Serious strangulation offences in NSW could be included in the same violent crimes category as murder and manslaughter offences.
Draft laws introduced in State Parliament this week are calling for tougher prison sentences and restrictions for strangulation offenders.
Victims of non-fatal strangulations are at an increased risk of further violence. A link between strangulation and domestic violence deaths has also been established.
Strangulation offences in NSW
Strangulation is already an offence in NSW. These draft laws aim to increase the punishment for the crime.
If these draft laws are passed, the movements of an offender could be strictly supervised and the release of an offender from prison could be denied. These decisions would be up to the NSW Supreme Court.

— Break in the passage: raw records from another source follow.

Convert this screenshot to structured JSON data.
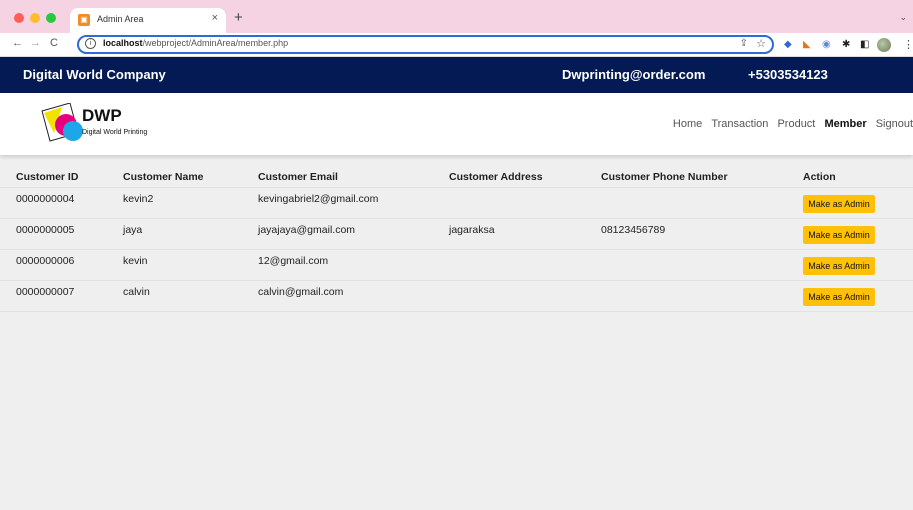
{
  "browser": {
    "tab_title": "Admin Area",
    "tab_favicon": "html-icon",
    "url_host": "localhost",
    "url_path": "/webproject/AdminArea/member.php"
  },
  "topbar": {
    "company": "Digital World Company",
    "email": "Dwprinting@order.com",
    "phone": "+5303534123"
  },
  "logo": {
    "name": "DWP",
    "tagline": "Digital World Printing"
  },
  "nav": {
    "items": [
      "Home",
      "Transaction",
      "Product",
      "Member",
      "Signout"
    ],
    "active": "Member"
  },
  "table": {
    "headers": [
      "Customer ID",
      "Customer Name",
      "Customer Email",
      "Customer Address",
      "Customer Phone Number",
      "Action"
    ],
    "rows": [
      {
        "id": "0000000004",
        "name": "kevin2",
        "email": "kevingabriel2@gmail.com",
        "address": "",
        "phone": "",
        "action": "Make as Admin"
      },
      {
        "id": "0000000005",
        "name": "jaya",
        "email": "jayajaya@gmail.com",
        "address": "jagaraksa",
        "phone": "08123456789",
        "action": "Make as Admin"
      },
      {
        "id": "0000000006",
        "name": "kevin",
        "email": "12@gmail.com",
        "address": "",
        "phone": "",
        "action": "Make as Admin"
      },
      {
        "id": "0000000007",
        "name": "calvin",
        "email": "calvin@gmail.com",
        "address": "",
        "phone": "",
        "action": "Make as Admin"
      }
    ]
  },
  "colors": {
    "topbar_bg": "#041a54",
    "button_bg": "#ffc107",
    "tabbar_bg": "#f6d3e2"
  }
}
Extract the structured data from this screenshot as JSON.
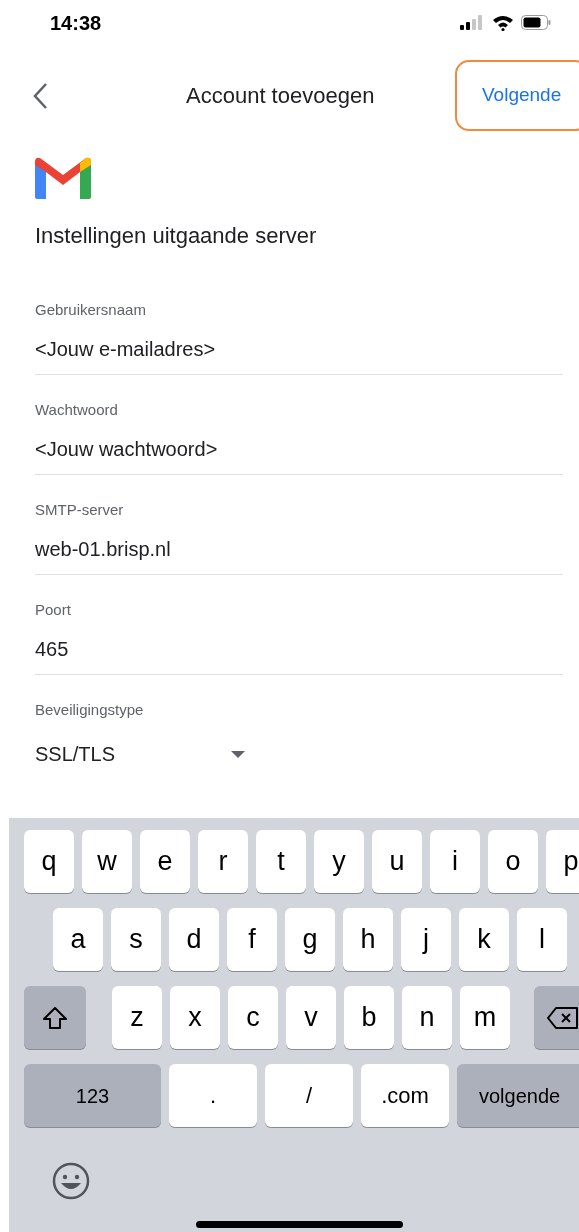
{
  "status_bar": {
    "time": "14:38"
  },
  "header": {
    "title": "Account toevoegen",
    "next_button": {
      "label": "Volgende",
      "highlighted": true
    }
  },
  "heading": "Instellingen uitgaande server",
  "fields": [
    {
      "kind": "text",
      "label": "Gebruikersnaam",
      "value": "<Jouw e-mailadres>"
    },
    {
      "kind": "text",
      "label": "Wachtwoord",
      "value": "<Jouw wachtwoord>"
    },
    {
      "kind": "text",
      "label": "SMTP-server",
      "value": "web-01.brisp.nl"
    },
    {
      "kind": "text",
      "label": "Poort",
      "value": "465"
    },
    {
      "kind": "select",
      "label": "Beveiligingstype",
      "value": "SSL/TLS"
    }
  ],
  "keyboard": {
    "rows": [
      {
        "keys": [
          {
            "kind": "letter",
            "label": "q"
          },
          {
            "kind": "letter",
            "label": "w"
          },
          {
            "kind": "letter",
            "label": "e"
          },
          {
            "kind": "letter",
            "label": "r"
          },
          {
            "kind": "letter",
            "label": "t"
          },
          {
            "kind": "letter",
            "label": "y"
          },
          {
            "kind": "letter",
            "label": "u"
          },
          {
            "kind": "letter",
            "label": "i"
          },
          {
            "kind": "letter",
            "label": "o"
          },
          {
            "kind": "letter",
            "label": "p"
          }
        ]
      },
      {
        "keys": [
          {
            "kind": "letter",
            "label": "a"
          },
          {
            "kind": "letter",
            "label": "s"
          },
          {
            "kind": "letter",
            "label": "d"
          },
          {
            "kind": "letter",
            "label": "f"
          },
          {
            "kind": "letter",
            "label": "g"
          },
          {
            "kind": "letter",
            "label": "h"
          },
          {
            "kind": "letter",
            "label": "j"
          },
          {
            "kind": "letter",
            "label": "k"
          },
          {
            "kind": "letter",
            "label": "l"
          }
        ]
      },
      {
        "keys": [
          {
            "kind": "shift"
          },
          {
            "kind": "letter",
            "label": "z"
          },
          {
            "kind": "letter",
            "label": "x"
          },
          {
            "kind": "letter",
            "label": "c"
          },
          {
            "kind": "letter",
            "label": "v"
          },
          {
            "kind": "letter",
            "label": "b"
          },
          {
            "kind": "letter",
            "label": "n"
          },
          {
            "kind": "letter",
            "label": "m"
          },
          {
            "kind": "delete"
          }
        ]
      },
      {
        "keys": [
          {
            "kind": "function",
            "label": "123"
          },
          {
            "kind": "wide",
            "label": "."
          },
          {
            "kind": "wide",
            "label": "/"
          },
          {
            "kind": "wide",
            "label": ".com"
          },
          {
            "kind": "return",
            "label": "volgende"
          }
        ]
      }
    ]
  }
}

The court would have the power to grant these requests if it determined an offender posed an “unacceptable risk” of committing another serious offence. This could include strangulation, but also extend to murder and manslaughter.
Strangulation laws in Australia
Non-fatal strangulation is a crime across Australia.
The Victorian Government tabled legislation in October that would add prison sentences of up to 10 years for non-fatal strangulation. Draft laws passed the state’s lower house last week.
South Australia also plans on reforming its strangulation laws, after a review found current laws lacked clarity which made it harder to convict perpetrators.
NSW Opposition Leader Mark Speakman told TDA his Shadow Cabinet was yet to formally consider the legislation.
However, he called strangulation a “serious act of violence” and a “red flag” for risk of future domestic violence deaths.